Generalanwalt: Kein Verstoß gegen Autonomie des Unionsrechts
In seinen Schlussanträgen weist Generalanwalt Maciej Szpunar zunächst das Vorbringen zurück, wonach das in Rede stehende Schiedsverfahren und der anschließende Schiedsspruch in Anbetracht der vom Gerichtshof mit Urteil vom 06.03.2018 ("Achmea", BeckRS 2018, 2315) aufgestellten Grundsätze gegen den Grundsatz des gegenseitigen Vertrauens und die Autonomie des Unionsrechts verstießen. Gemäß diesem Urteil stehe das Unionsrecht (Art. 267 und 344 AEUV) einem Mechanismus zur Beilegung von Streitigkeiten entgegen, der in einem zwischen zwei Mitgliedstaaten geschlossenen Investitionsschutzabkommen vereinbart sei und vorsehe, dass ein Schiedsgericht, das außerhalb des Rechtssystems der Union stehe und nicht der Kontrolle durch ein Gericht eines Mitgliedstaats unterliege, das Unionsrecht auslegen oder anwenden könne.
Achmea-Grundsätze auf vor EU-Beitritt eingeleitetes Schiedsverfahren nicht anwendbar
Die Rechtsprechung, die auf das Achmea-Urteil zurückgehe, gelte zwar ab dem Tag des Beitritts in Rumänien. Die Anwendung des Unionsrechts könne die besonderen Merkmale eines Schiedsverfahrens, das vor dem Beitritt Rumäniens zur Union eingeleitet worden und zum Zeitpunkt dieses Beitritts noch anhängig gewesen sei, jedoch nicht beseitigen. Somit sei ein Schiedsverfahren, das auf der Grundlage eines Investitionsschutzabkommens eingeleitet worden sei, das ein Mitgliedstaat und ein am Schiedsverfahren beteiligter Drittstaat vor dessen Beitritt zur Union geschlossen hätten, auch nach diesem Beitritt nicht geeignet, die Autonomie des Unionsrechts zu beeinträchtigen, sodass kein Verstoß gegen die Art. 267 und 344 AEUV festgestellt werden könne und sich folglich die Grundsätze, die sich aus dem Achmea-Urteil ergäben, nicht auf ein solches Schiedsverfahren anwenden ließen.
Zeitpunkt der Gewährung einer staatlichen Beihilfe
Der Generalanwalt prüft sodann die Frage, zu welchem Zeitpunkt die staatliche Beihilfe als vom Mitgliedstaat gewährt anzusehen sei, um feststellen zu können, ob das Beihilferecht zu diesem Zeitpunkt anwendbar und die Kommission für den Erlass dieses Beschlusses zuständig gewesen sei.
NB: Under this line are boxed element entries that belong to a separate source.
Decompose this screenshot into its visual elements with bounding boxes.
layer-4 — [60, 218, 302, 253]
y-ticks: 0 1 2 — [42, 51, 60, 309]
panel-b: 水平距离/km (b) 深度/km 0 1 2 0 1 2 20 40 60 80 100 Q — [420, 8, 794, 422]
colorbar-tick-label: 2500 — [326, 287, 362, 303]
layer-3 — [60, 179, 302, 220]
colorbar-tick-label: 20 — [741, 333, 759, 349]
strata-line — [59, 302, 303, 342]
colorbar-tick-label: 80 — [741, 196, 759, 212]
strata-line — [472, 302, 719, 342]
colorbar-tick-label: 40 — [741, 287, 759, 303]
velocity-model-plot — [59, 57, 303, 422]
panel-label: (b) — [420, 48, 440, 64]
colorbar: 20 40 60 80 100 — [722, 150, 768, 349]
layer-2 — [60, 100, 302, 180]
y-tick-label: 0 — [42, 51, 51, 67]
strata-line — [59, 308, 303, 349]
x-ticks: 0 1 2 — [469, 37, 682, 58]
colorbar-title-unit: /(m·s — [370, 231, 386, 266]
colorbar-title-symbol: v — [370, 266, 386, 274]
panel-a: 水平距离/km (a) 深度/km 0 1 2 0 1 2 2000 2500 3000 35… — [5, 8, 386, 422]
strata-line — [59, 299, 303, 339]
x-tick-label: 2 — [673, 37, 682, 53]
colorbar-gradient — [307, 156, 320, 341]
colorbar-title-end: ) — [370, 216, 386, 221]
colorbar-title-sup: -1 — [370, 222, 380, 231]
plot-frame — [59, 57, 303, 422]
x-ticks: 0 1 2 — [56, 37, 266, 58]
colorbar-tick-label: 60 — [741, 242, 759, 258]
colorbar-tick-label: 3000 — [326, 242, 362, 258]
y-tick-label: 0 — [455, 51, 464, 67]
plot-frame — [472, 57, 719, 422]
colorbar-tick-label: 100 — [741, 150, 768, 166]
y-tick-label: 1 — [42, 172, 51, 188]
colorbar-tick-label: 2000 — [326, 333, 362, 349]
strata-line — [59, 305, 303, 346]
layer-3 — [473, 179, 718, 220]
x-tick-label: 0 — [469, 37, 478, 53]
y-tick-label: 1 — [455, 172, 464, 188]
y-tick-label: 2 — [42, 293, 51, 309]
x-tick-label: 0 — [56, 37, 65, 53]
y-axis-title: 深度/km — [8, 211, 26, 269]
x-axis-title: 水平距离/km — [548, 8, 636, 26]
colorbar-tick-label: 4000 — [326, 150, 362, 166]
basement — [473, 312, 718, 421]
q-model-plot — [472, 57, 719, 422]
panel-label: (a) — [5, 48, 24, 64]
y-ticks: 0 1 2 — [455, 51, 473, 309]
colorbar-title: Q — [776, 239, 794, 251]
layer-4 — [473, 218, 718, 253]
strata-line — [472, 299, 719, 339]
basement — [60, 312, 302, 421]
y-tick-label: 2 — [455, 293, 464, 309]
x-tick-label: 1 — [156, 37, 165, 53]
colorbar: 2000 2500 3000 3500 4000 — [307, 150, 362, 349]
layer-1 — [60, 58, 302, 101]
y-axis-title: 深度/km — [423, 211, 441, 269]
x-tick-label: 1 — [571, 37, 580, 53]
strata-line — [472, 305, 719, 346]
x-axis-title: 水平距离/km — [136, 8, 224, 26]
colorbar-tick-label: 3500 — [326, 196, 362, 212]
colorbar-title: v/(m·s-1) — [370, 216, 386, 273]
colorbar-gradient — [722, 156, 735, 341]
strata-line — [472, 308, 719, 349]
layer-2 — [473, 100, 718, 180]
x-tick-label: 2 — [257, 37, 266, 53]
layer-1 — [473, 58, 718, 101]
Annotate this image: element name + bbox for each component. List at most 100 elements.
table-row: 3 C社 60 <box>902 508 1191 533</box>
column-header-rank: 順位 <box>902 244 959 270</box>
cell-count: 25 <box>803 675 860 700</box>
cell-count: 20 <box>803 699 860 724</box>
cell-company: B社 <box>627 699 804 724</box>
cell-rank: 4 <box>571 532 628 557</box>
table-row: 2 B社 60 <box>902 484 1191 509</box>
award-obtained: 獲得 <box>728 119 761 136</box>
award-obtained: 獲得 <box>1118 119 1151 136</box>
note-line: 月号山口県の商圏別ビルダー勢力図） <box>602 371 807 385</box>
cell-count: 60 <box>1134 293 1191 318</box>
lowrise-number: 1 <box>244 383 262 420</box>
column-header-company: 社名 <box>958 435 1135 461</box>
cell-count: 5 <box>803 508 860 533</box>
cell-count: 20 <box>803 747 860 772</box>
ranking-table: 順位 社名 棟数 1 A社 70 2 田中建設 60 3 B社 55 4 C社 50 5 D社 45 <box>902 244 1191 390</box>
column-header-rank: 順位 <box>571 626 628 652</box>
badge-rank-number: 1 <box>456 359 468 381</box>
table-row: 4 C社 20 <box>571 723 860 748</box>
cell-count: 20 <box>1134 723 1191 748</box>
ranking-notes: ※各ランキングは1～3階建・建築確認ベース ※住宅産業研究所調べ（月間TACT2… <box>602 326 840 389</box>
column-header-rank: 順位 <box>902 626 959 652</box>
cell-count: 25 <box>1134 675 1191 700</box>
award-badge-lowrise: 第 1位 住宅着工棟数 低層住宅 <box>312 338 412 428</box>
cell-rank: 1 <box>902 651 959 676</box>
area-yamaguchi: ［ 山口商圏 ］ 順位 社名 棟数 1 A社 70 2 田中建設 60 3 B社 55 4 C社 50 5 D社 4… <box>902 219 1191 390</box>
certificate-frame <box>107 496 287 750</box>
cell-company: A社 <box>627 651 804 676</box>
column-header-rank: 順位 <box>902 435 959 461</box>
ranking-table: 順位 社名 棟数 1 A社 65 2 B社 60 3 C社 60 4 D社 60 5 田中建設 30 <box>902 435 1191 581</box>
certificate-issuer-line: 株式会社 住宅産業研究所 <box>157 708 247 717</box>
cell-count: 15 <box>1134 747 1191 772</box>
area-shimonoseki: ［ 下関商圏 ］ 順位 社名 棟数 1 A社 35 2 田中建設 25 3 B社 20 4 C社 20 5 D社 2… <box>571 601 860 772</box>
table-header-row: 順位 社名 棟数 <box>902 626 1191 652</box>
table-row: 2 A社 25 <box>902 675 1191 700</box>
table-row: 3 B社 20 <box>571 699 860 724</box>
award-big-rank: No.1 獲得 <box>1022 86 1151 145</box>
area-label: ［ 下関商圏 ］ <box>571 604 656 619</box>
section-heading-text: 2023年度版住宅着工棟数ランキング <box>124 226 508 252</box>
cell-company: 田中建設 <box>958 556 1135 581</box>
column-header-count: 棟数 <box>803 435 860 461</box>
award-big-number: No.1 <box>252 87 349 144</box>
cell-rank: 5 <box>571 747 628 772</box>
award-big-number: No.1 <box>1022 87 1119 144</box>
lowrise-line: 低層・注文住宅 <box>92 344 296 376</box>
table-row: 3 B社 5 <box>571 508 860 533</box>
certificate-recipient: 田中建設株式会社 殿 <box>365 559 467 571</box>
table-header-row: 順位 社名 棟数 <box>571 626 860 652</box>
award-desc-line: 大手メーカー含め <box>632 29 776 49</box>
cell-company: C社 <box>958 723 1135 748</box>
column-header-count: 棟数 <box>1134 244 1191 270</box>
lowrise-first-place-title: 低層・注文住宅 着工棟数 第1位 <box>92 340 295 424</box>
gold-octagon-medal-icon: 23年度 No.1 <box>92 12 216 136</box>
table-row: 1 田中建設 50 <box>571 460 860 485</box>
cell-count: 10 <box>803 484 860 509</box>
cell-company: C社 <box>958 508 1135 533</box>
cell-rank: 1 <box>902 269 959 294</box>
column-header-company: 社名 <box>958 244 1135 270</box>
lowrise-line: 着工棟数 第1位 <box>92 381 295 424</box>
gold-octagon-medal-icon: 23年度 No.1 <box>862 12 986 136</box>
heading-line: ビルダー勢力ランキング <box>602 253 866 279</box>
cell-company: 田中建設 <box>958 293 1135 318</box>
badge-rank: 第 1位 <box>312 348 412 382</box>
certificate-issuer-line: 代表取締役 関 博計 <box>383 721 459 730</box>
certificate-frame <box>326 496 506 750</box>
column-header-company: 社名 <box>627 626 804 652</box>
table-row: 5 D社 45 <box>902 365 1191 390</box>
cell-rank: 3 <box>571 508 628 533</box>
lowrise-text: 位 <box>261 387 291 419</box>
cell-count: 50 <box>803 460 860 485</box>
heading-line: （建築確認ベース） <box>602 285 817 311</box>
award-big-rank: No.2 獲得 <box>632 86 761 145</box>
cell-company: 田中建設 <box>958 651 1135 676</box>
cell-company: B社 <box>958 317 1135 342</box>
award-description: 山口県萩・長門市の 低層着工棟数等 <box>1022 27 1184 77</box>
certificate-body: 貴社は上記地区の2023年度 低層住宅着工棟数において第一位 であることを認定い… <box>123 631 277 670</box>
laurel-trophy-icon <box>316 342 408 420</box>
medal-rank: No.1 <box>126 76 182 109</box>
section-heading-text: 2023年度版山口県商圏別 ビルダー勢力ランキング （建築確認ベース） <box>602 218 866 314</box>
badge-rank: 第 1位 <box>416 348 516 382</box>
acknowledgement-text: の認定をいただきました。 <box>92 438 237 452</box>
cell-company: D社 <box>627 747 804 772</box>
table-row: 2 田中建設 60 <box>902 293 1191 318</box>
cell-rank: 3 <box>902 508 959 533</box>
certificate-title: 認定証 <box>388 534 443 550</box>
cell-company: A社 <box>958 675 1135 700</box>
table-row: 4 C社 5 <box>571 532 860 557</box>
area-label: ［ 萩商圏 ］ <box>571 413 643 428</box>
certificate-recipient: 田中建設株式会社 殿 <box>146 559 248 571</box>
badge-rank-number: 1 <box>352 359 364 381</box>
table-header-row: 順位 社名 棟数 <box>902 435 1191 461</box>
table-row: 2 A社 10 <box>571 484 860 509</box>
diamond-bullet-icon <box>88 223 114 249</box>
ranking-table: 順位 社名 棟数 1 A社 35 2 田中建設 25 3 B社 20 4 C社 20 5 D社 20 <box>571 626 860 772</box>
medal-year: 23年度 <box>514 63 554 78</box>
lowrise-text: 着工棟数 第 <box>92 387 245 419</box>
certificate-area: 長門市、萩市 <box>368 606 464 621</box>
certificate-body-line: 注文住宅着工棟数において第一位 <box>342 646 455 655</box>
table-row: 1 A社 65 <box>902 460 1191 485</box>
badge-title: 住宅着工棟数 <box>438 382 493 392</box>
Er weist darauf hin, dass der Zeitpunkt der Gewährung einer Beihilfemaßnahme nicht mit dem Zeitpunkt der tatsächlichen Auszahlung der Beihilfe durcheinandergebracht werden. Das entscheidende Kriterium für die Bestimmung des Zeitpunkts der Gewährung einer mutmaßlichen Beihilfe sei der Erwerb eines sicheren Rechtsanspruchs des Begünstigten und die daraus folgende entsprechende Verpflichtung des Staates zur Gewährung der Maßnahme.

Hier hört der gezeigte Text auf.